Links

Notes

Formatted in a question / answer style

Introduction & Background

What is PowerDrill (PD)?

  • A web-based analysis tool built by Google AdWords team
  • The columnar storage backend and execution engine is called "PD Serving", and is the focus of this paper

What types of analysis can you do in PD?

  • Drilldown: start with the entire dataset and perform slice/filter/aggregate operations
  • UI consists of bar graphs (GROUP BY) and selection/filters (WHERE)
    • Bias towards discrete/categorical data (strings, dates, etc.)

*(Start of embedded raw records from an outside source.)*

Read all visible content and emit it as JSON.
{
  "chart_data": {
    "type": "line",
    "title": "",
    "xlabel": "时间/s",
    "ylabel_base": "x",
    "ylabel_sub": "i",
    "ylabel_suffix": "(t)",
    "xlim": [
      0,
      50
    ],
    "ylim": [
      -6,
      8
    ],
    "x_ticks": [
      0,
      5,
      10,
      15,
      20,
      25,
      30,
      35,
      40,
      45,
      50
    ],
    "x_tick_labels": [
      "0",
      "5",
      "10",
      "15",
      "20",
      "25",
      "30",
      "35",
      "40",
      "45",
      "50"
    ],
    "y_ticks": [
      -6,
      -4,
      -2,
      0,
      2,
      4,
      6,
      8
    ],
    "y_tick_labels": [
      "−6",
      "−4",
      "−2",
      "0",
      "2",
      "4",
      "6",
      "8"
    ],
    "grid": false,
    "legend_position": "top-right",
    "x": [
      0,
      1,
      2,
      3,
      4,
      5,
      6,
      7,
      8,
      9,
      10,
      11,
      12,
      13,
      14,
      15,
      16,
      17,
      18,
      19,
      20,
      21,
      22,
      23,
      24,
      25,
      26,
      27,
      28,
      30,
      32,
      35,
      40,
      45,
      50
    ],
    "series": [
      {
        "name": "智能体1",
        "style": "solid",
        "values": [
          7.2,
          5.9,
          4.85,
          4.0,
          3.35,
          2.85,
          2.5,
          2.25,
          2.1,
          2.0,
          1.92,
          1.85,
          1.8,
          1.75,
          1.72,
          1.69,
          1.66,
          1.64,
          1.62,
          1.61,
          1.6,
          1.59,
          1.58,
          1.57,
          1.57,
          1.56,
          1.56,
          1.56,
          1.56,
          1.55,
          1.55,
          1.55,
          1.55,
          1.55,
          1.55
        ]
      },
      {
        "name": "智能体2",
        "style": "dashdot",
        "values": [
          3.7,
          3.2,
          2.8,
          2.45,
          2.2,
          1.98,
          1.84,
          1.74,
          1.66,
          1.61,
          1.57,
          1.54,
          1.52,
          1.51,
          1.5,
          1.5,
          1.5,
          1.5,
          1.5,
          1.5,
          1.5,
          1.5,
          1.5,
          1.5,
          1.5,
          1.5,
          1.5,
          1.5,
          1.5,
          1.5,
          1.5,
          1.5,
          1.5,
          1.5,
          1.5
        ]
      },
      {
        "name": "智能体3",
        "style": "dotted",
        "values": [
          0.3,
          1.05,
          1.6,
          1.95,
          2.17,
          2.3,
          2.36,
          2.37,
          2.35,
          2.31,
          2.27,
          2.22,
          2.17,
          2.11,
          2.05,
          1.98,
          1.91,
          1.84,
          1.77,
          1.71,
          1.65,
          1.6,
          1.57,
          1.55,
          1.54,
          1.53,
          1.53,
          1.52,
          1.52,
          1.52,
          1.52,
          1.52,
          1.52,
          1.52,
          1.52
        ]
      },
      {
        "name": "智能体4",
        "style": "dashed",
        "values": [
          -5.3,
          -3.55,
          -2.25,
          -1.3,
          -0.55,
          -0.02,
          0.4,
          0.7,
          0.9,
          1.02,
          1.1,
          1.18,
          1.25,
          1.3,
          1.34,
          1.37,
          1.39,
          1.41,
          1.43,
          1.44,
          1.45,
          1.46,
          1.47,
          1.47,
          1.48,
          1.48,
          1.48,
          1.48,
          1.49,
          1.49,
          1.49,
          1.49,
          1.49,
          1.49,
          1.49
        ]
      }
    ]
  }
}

What kind of data is being analyzed?

  • Paper is not specific about this, but video is
  • The most important AdWords datasets
  • Log data
    • lots of string columns (e.g. search query text)
    • Wide datasets: thousands of columns
  • Usecases given:
    • responding to user requests (support requests?)
    • spam analysis (somewhat interactive)
    • Generating alerts for mission-critical systems (clickfraud according to the video)

Who is using PD?

  • Google internal only
  • 800 monthly users, 4 million monthly queries (c. 2012)

Why use columnar storage?

  • Compression: same-typed data is lower entropy so yields higher compression rate
    • specialized compression techniques for certain datatypes (e.g. dictionary encoding, RLE)